Olive oil, by law, has very high saturated fat content–and, as such, health benefits associated with its consumption are limited. The main health benefit associated with this oil is its ability to improve flavor and texture. Extra virgin olive oil has high saturated fat, which makes it an excellent cooking medium, but it also has a low solubility, which means that it can form molecules of its own and float away on the water. This does not help the cooking process at all, and can even cause damage to food during storage.
The next question to ask is what canola oil, cottonseed oil, peanuts oil, and sesame oil have in store for us when we decide to substitute them for other vegetable oils? It seems reasonable to think that canola oil and peanut oil (and, to a lesser extent, cottonseed oil and sesame oil) will boost our health benefits somewhat. At the very least, they will not make our baked goods taste earthy and bland. At best, they will provide a bit of flavor and texture, at most, a little seasoning, and some extra health benefits.

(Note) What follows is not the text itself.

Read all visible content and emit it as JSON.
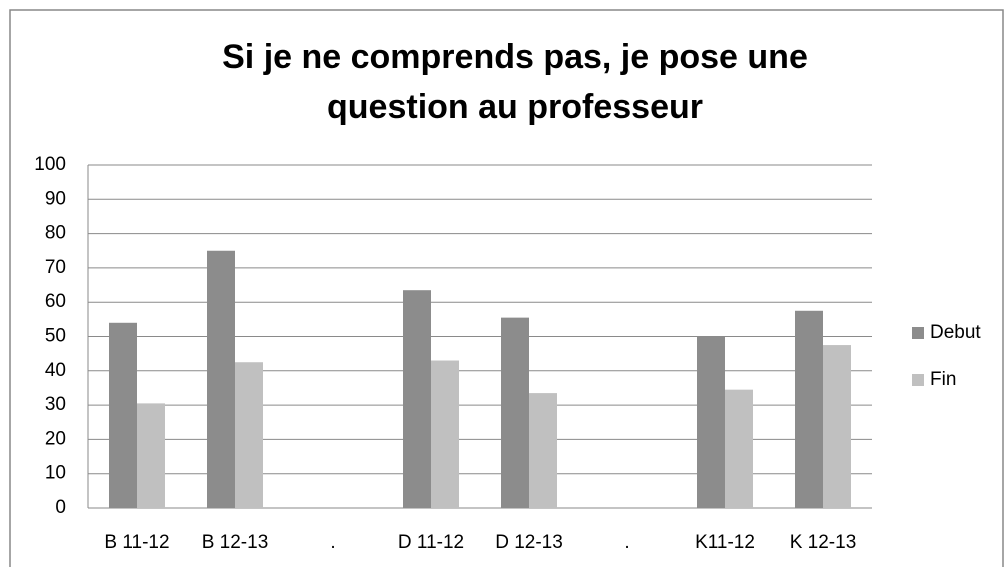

In terms of flavor and texture, extra virgin olive oil scores big. Extra virgin means “without impurities,” which means that the substance has not been heated or refined. Refined olive oil has been treated with a variety of chemical processes, all of which alter the chemical makeup of the oil. This process weakens the olive oil’s antioxidant content and causes it to deplete its monounsaturated fats (vitamin E). As a result, the antioxidant status of extra virgin olive oil slumps, and it is more difficult to protect the body from free radicals.

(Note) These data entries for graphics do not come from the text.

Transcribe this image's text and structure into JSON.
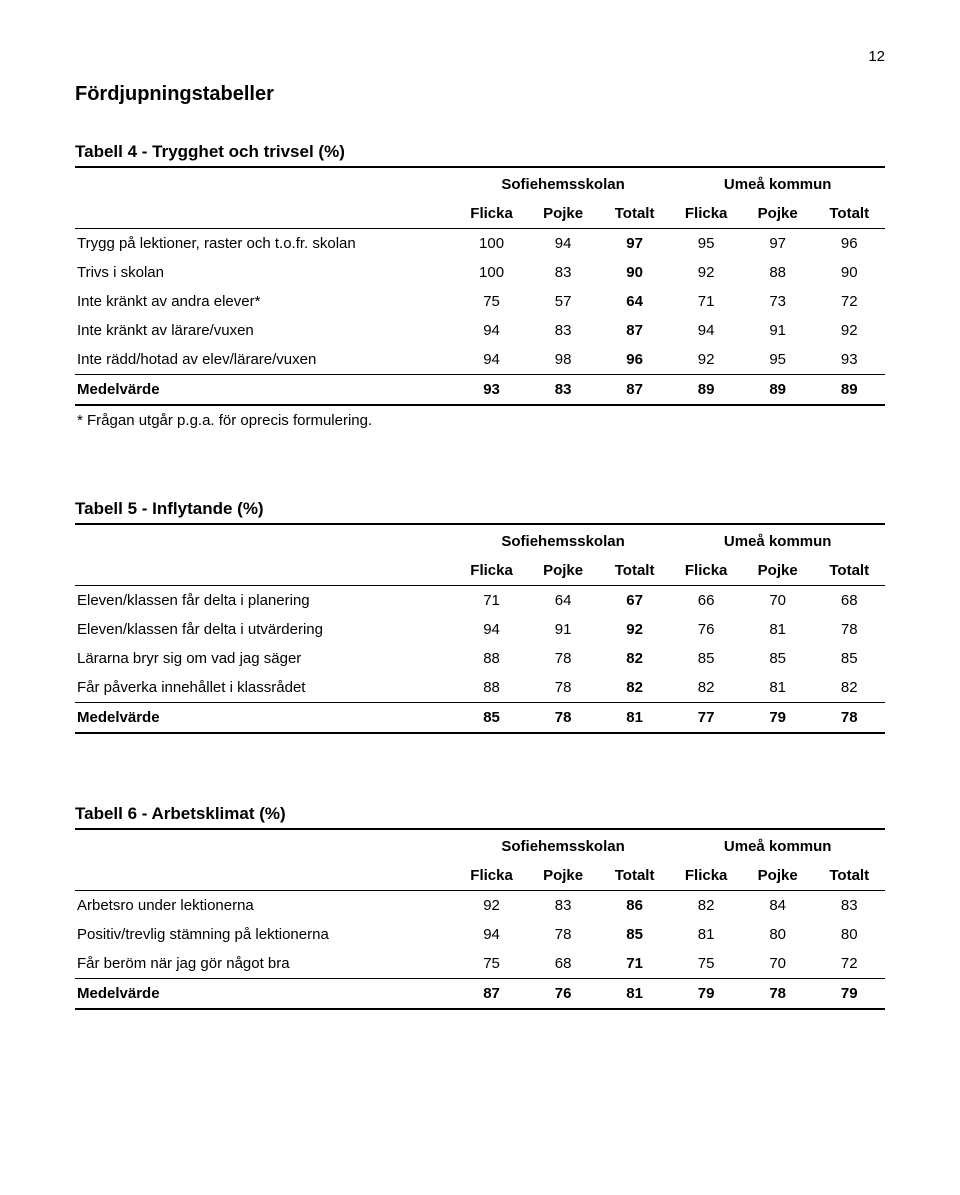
{
  "page_number": "12",
  "main_title": "Fördjupningstabeller",
  "group_headers": {
    "left": "Sofiehemsskolan",
    "right": "Umeå kommun"
  },
  "col_headers": [
    "Flicka",
    "Pojke",
    "Totalt",
    "Flicka",
    "Pojke",
    "Totalt"
  ],
  "tables": [
    {
      "title": "Tabell 4 - Trygghet och trivsel (%)",
      "rows": [
        {
          "label": "Trygg på lektioner, raster och t.o.fr. skolan",
          "values": [
            "100",
            "94",
            "97",
            "95",
            "97",
            "96"
          ]
        },
        {
          "label": "Trivs i skolan",
          "values": [
            "100",
            "83",
            "90",
            "92",
            "88",
            "90"
          ]
        },
        {
          "label": "Inte kränkt av andra elever*",
          "values": [
            "75",
            "57",
            "64",
            "71",
            "73",
            "72"
          ]
        },
        {
          "label": "Inte kränkt av lärare/vuxen",
          "values": [
            "94",
            "83",
            "87",
            "94",
            "91",
            "92"
          ]
        },
        {
          "label": "Inte rädd/hotad av elev/lärare/vuxen",
          "values": [
            "94",
            "98",
            "96",
            "92",
            "95",
            "93"
          ]
        }
      ],
      "summary": {
        "label": "Medelvärde",
        "values": [
          "93",
          "83",
          "87",
          "89",
          "89",
          "89"
        ]
      },
      "footnote": "* Frågan utgår p.g.a. för oprecis formulering."
    },
    {
      "title": "Tabell 5 - Inflytande (%)",
      "rows": [
        {
          "label": "Eleven/klassen får delta i planering",
          "values": [
            "71",
            "64",
            "67",
            "66",
            "70",
            "68"
          ]
        },
        {
          "label": "Eleven/klassen får delta i utvärdering",
          "values": [
            "94",
            "91",
            "92",
            "76",
            "81",
            "78"
          ]
        },
        {
          "label": "Lärarna bryr sig om vad jag säger",
          "values": [
            "88",
            "78",
            "82",
            "85",
            "85",
            "85"
          ]
        },
        {
          "label": "Får påverka innehållet i klassrådet",
          "values": [
            "88",
            "78",
            "82",
            "82",
            "81",
            "82"
          ]
        }
      ],
      "summary": {
        "label": "Medelvärde",
        "values": [
          "85",
          "78",
          "81",
          "77",
          "79",
          "78"
        ]
      }
    },
    {
      "title": "Tabell 6 - Arbetsklimat (%)",
      "rows": [
        {
          "label": "Arbetsro under lektionerna",
          "values": [
            "92",
            "83",
            "86",
            "82",
            "84",
            "83"
          ]
        },
        {
          "label": "Positiv/trevlig stämning på lektionerna",
          "values": [
            "94",
            "78",
            "85",
            "81",
            "80",
            "80"
          ]
        },
        {
          "label": "Får beröm när jag gör något bra",
          "values": [
            "75",
            "68",
            "71",
            "75",
            "70",
            "72"
          ]
        }
      ],
      "summary": {
        "label": "Medelvärde",
        "values": [
          "87",
          "76",
          "81",
          "79",
          "78",
          "79"
        ]
      }
    }
  ]
}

This weakness causes a number of health problems. One problem is that extra virgin olive oil may reduce LDL cholesterol and increase HDL cholesterol–but it does so by reducing the rate that LDL cholesterol is oxidized, so it does not affect heart health. Another problem is that monounsaturated fats can increase LDL cholesterol and reduce HDL cholesterol, while increasing the rate that calories are burned through carbohydrate consumption. As it turns out, the main problem with refined cooking oils is that they are high in calories and low in nutrients!
Extra virgin olive oil scores particularly high on the antioxidant scale. It is the best choice for cooking oils, because it is a natural product that contains very little toxicity. If you are going to choose between olive oil vs. vegetable oil in terms of its health benefits, make no mistake–you want extra virgin olive oil.